By Tarmo Virki
HELSINKI (Reuters) – Finnish mobile game maker Supercell reported a 26 percent drop in 2018 core profit on Tuesday due to falling revenue for its ageing hit games Clash of Clans and Clash Royale.
Supercell, founded in 2010 and valued in 2016 at around $10 billion, grew for years on the back of the success of its few hit games. Its biggest hit, Clash of Clans – the world’s fourth-largest game in 2018 – was launched in 2012.
The Helsinki-based firm, majority owned by China’s Tencent Holdings Ltd, said earnings before interest, tax, depreciation, and amortisation (EBITDA) fell to 537 million euros ($605.15 million) from 729 million a year earlier.
Company revenue dropped 24 percent to 1.37 billion euros from 1.8 billion a year ago.
Chief Executive Ilkka Paananen said the company had high hopes for its fifth game, Brawl Stars, which it launched globally mid-December. The game has topped the charts in more than 50 countries, including Japan and Korea.
“Throughout history Asian markets have been difficult to conquer for Western game developers,” Paananen said.
The bulk of its 2018 profit came from Supercell’s four games – Clash of Clans, Clash Royale, Boom Beach and Hay Day – which have each generated more than $1 billion in revenue from in-game purchases since their launch.
The company did not disclose sales figures for its titles, but Paananen said its biggest titles, Clash of Clans and Clash Royale, saw the deepest declines.
Supercell slipped last year to the No 7 spot in the global mobile game publisher rankings, based on revenue collected on Apple’s iOS and Google’s Play stores, according to research company App Annie. It was ranked No 2 in 2016.

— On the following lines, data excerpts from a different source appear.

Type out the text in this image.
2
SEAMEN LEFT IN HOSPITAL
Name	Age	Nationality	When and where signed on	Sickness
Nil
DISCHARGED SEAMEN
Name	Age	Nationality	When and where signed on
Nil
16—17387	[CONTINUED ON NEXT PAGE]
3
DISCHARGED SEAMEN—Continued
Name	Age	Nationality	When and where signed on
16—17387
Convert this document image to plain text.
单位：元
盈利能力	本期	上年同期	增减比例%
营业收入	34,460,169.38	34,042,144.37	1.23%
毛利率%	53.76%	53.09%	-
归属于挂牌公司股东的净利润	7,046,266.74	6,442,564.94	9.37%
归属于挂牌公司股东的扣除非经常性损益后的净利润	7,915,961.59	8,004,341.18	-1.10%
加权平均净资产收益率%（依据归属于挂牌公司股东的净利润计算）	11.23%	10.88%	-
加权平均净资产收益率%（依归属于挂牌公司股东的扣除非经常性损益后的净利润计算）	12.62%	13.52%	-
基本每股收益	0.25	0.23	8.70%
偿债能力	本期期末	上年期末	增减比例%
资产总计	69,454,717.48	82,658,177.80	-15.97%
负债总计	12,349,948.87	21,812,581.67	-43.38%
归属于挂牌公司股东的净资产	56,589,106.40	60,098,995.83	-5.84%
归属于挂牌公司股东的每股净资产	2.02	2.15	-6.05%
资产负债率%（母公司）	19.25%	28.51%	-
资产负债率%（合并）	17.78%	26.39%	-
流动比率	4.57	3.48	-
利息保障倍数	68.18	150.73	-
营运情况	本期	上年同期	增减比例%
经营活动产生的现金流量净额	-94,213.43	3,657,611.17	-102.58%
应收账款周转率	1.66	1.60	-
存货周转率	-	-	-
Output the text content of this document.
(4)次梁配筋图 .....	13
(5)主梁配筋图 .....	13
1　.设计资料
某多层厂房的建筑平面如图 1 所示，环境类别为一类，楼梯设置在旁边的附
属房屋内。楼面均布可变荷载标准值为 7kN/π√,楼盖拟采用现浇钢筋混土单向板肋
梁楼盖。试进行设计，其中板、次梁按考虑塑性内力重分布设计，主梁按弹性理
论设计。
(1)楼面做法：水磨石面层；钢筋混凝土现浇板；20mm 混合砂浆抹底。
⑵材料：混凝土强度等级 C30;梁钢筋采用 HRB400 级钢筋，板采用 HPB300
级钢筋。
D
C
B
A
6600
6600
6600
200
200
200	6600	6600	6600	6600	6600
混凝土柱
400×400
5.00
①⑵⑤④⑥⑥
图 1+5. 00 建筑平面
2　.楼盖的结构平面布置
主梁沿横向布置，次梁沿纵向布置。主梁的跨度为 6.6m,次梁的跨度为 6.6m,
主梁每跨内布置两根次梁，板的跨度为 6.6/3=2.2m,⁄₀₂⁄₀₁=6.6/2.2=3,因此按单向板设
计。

Supercell’s Clash of Clans was the fourth most widely played game in 2018 – according to App Annie data – after Happy Elements’ Anipop, Tencent’s Honour of Kings and Activision Blizzard’s Candy Crush Saga.
Supercell, which has kept its operational independence and Helsinki headquarters, first sold a stake to Japan’s Softbank in 2013. Tencent bought Softbank’s stake in 2016 for $8.6 billion and has increased its shareholding to 88 percent.